Kim Yonjung, Park Myoung Kyu, Chung Sungkwon
Department of Physiology, Samsung Biomedical Research Institute, Sungkyunkwan University School of Medicine, Jangan-ku, Suwon 440-746, South Korea.
Biochem Biophys Res Commun. 2008 Sep 5;373(4):665-9. doi: 10.1016/j.bbrc.2008.06.099. Epub 2008 Jul 2.
Dopamine (DA) neurons release DA not only from axon terminals at the striatum, but from their somata and dendrites at the substantia nigra pars compacta (SNc). Released DA may auto-regulate further DA release or modulate non-DA cells. However, the actual mechanism of somatodendritic DA release, especially the Ca(2+) dependency of the process, remains controversial. In this study, we used amperometry to monitor DA release from somata of acutely isolated rat DA neurons. We found that DA neurons spontaneously released DA in the resting state. Removal of extracellular Ca(2+) and application of blockers for voltage-operated Ca(2+) channels (VOCCs) suppressed the frequency of secretion events. Activation of VOCCs by stimulation with K(+)-rich saline increased the frequency of secretion events, which were also sensitive to blockers for L- and T-type Ca(2+) channels. These results suggest that Ca(2+) influx through VOCCs regulates DA release from somata of DA neurons.

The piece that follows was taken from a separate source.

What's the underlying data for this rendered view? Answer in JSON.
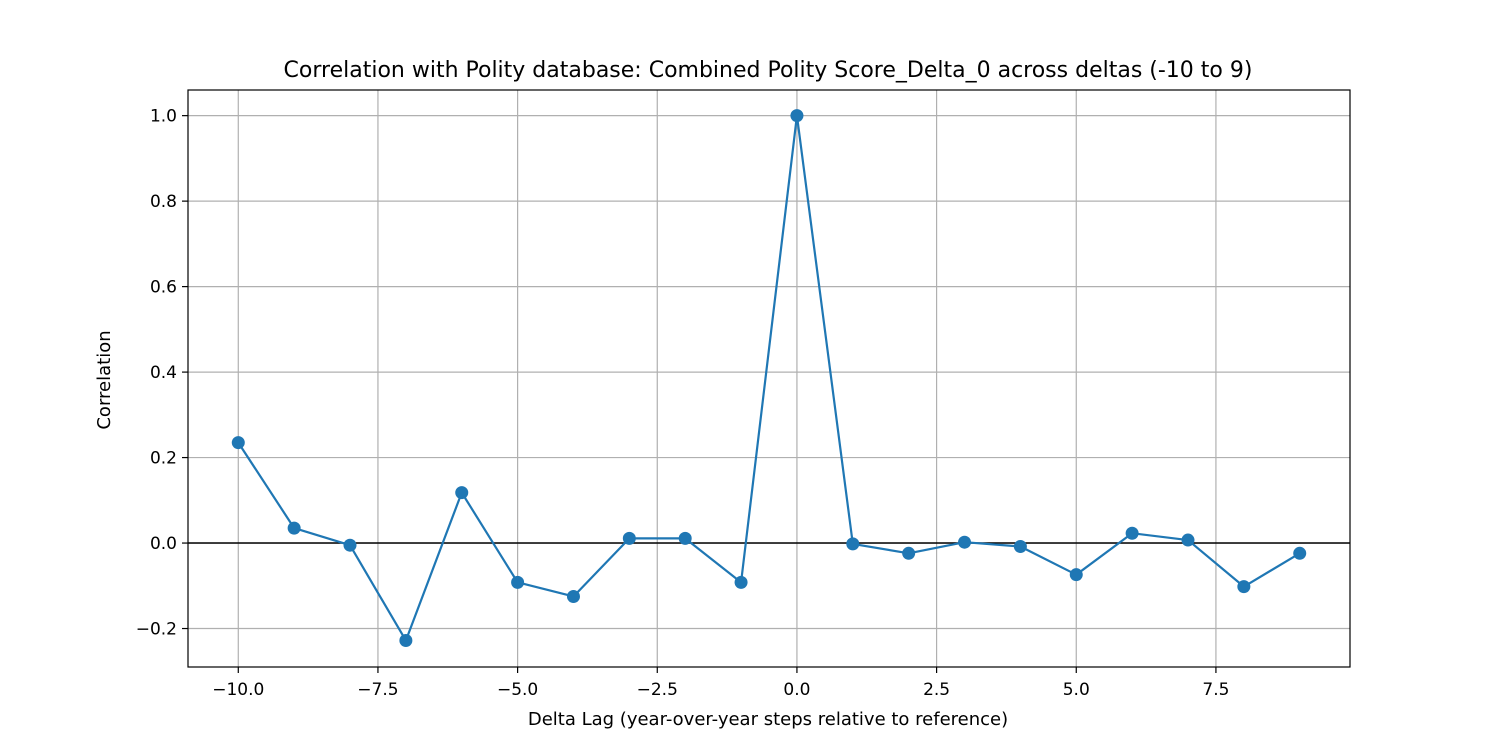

多巴胺(DA)神经元不仅从纹状体的轴突终末释放DA,还从黑质致密部(SNc)的胞体和树突释放DA。释放的DA可能会自动调节进一步的DA释放或调节非DA细胞。然而,树突体DA释放的实际机制,尤其是该过程对Ca(2+)的依赖性,仍存在争议。在本研究中,我们使用安培法监测急性分离的大鼠DA神经元胞体释放DA的情况。我们发现DA神经元在静息状态下会自发释放DA。去除细胞外Ca(2+)并应用电压门控Ca(2+)通道(VOCCs)阻滞剂可抑制分泌事件的频率。用富含K(+)的盐水刺激激活VOCCs会增加分泌事件的频率,这些分泌事件对L型和T型Ca(2+)通道阻滞剂也敏感。这些结果表明,通过VOCCs的Ca(2+)内流调节DA神经元胞体释放DA。